Turkey may benefit from nuclear power in its bid for clean energy

Turkey's energy policy has in the last decade concentrated on invigorating energy supply security by diversifying energy resources and supply channels.

Investing immensely in renewable energy, Turkey is ranked third in Europe in terms of expanding installed renewable capacity, following the U.K. and Germany, and has already accomplished its 2023 goals in wind and solar power capacity. However, to fully realize commitments to enlarge the share of clean energy in electricity generation, for which demand is likely to double by 2030, Turkey also opted for nuclear energy with the launch of the country's first nuclear power plant in the Mediterranean coastal province of Mersin last year.

Since nuclear energy is of importance for clean power generation, Turkey plans to benefit from nuclear technology in the areas of health, industry, transportation, communication and aerospace. In his address at the meeting to present the "Nuclear Power in a Clean Energy System" report by International Energy Agency (IEA) Executive Director Fatih Birol yesterday, Energy and Natural Resources Minister Fatih Dönmez indicated that Turkey acknowledges the great importance of nuclear energy for environmental policies and achievement of high technology.

Turkey's electricity demand will double by 2030 and reach 500 terawatt hours, the minister said. For a growing economy, increasing demand will have to be met without interruption and should be sustained while observing environmental concerns. "Nuclear power is able to generate electricity without interruption and independently of seasonal conditions. Therefore, it is reliable, sustainable and environmentally friendly," he said.

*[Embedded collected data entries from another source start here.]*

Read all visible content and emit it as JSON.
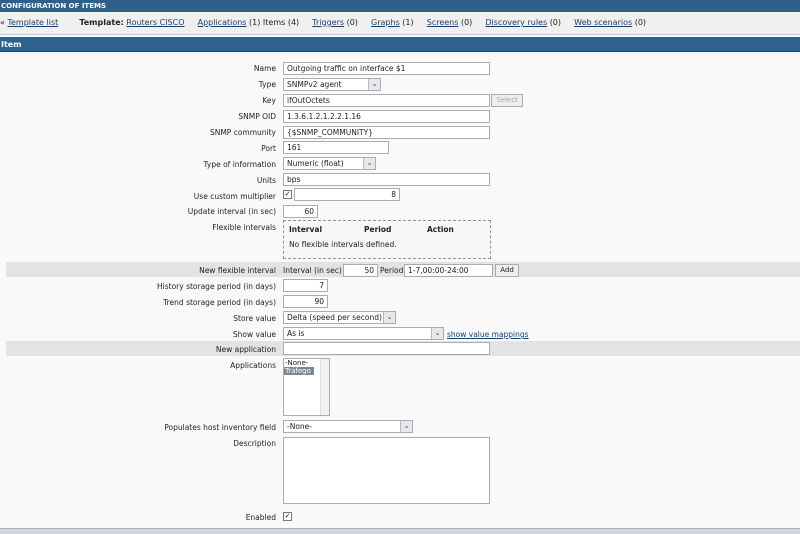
{
  "window": {
    "title": "CONFIGURATION OF ITEMS"
  },
  "nav": {
    "back_symbol": "«",
    "template_list": "Template list",
    "template_label": "Template:",
    "template_name": "Routers CISCO",
    "applications": "Applications",
    "applications_count": "(1)",
    "items": "Items (4)",
    "triggers": "Triggers",
    "triggers_count": "(0)",
    "graphs": "Graphs",
    "graphs_count": "(1)",
    "screens": "Screens",
    "screens_count": "(0)",
    "discovery": "Discovery rules",
    "discovery_count": "(0)",
    "web": "Web scenarios",
    "web_count": "(0)"
  },
  "section": {
    "title": "Item"
  },
  "form": {
    "name_label": "Name",
    "name_value": "Outgoing traffic on interface $1",
    "type_label": "Type",
    "type_value": "SNMPv2 agent",
    "key_label": "Key",
    "key_value": "ifOutOctets",
    "select_button": "Select",
    "oid_label": "SNMP OID",
    "oid_value": "1.3.6.1.2.1.2.2.1.16",
    "community_label": "SNMP community",
    "community_value": "{$SNMP_COMMUNITY}",
    "port_label": "Port",
    "port_value": "161",
    "info_label": "Type of information",
    "info_value": "Numeric (float)",
    "units_label": "Units",
    "units_value": "bps",
    "multiplier_label": "Use custom multiplier",
    "multiplier_checked": "✓",
    "multiplier_value": "8",
    "interval_label": "Update interval (in sec)",
    "interval_value": "60",
    "flex_label": "Flexible intervals",
    "flex_col_interval": "Interval",
    "flex_col_period": "Period",
    "flex_col_action": "Action",
    "flex_empty": "No flexible intervals defined.",
    "newflex_label": "New flexible interval",
    "newflex_interval_label": "Interval (in sec)",
    "newflex_interval_value": "50",
    "newflex_period_label": "Period",
    "newflex_period_value": "1-7,00:00-24:00",
    "add_button": "Add",
    "history_label": "History storage period (in days)",
    "history_value": "7",
    "trend_label": "Trend storage period (in days)",
    "trend_value": "90",
    "store_label": "Store value",
    "store_value": "Delta (speed per second)",
    "show_label": "Show value",
    "show_value": "As is",
    "show_mappings_link": "show value mappings",
    "newapp_label": "New application",
    "newapp_value": "",
    "apps_label": "Applications",
    "apps_options": [
      "-None-",
      "Tráfego"
    ],
    "inventory_label": "Populates host inventory field",
    "inventory_value": "-None-",
    "description_label": "Description",
    "description_value": "",
    "enabled_label": "Enabled",
    "enabled_checked": "✓"
  },
  "icons": {
    "dropdown": "chevron-down-icon",
    "check": "checkmark-icon"
  }
}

In April 2018, Turkey began constructing its first nuclear power plant, Akkuyu, in partnership with Russian firm Rosatom. The plant will consist of four reactors with a capacity of 4,800 megawatts (MW) of installed power with each reactor having a 1,200-MW capacity. Scheduled to be complete by 2023, marking the centennial of the Republic of Turkey, the Akkuyu Nuclear Power Plant will produce approximately 35 billion kilowatt-hours (kWh) of power annually, once completed. Akkuyu will have a service life of 60 years. Once operational, the power plant is expected to meet around 10 percent of Turkey's electricity demand, equal to the power consumption of Istanbul, Turkey's largest metropolis.

In his presentation, IEA head Birol drew attention to a significant divergence in the commitment of developed countries to climate change. While most developed economies are considering closing down some of their nuclear power plants even before the end of their operational duration, they are now facing climate challenges and commitments to reduce carbon emissions, Birol explained.

"What happens with plans to build new nuclear plants will significantly affect the chances of achieving clean energy transitions. Preventing premature decommissioning and enabling longer extensions would reduce the need to ramp up renewables. But without new construction, nuclear power can only provide temporary support for the shift to cleaner energy systems," according to the IEA report. The main obstacle to the extension of nuclear capacity worldwide, the IEA observed, is the mobilization of new investments. "The main obstacles relate to the sheer scale of investment and long lead times, the risk of construction problems, delays and cost overruns and the possibility of future changes in policy or the electricity system itself," the agency noted.

Electricity generation lies at the heart of emissions, Birol said, indicating that nuclear energy and renewables are two significant sources to reduce emissions.

He said nuclear power constitutes 20 percent of electricity generation in the U.S., but its share will fall to 8 percent given the existing policies. As far as the European Union is concerned, the share of nuclear power in electricity generation is 25 percent, yet this figure will also drop to 4 percent. "China is expanding its nuclear capacity. Decreasing costs are likely to make China an exporter of nuclear technology in the upcoming years. China will become the number one nuclear power within seven years at the latest," he said.

Birol emphasized that nuclear energy has zero emissions and said, "Nuclear energy is of critical importance for Turkey given its 70 percent dependency on external resources." "Countries will benefit from domestic energy production. Thus, Turkey needs both renewables and nuclear energy," the IEA head said.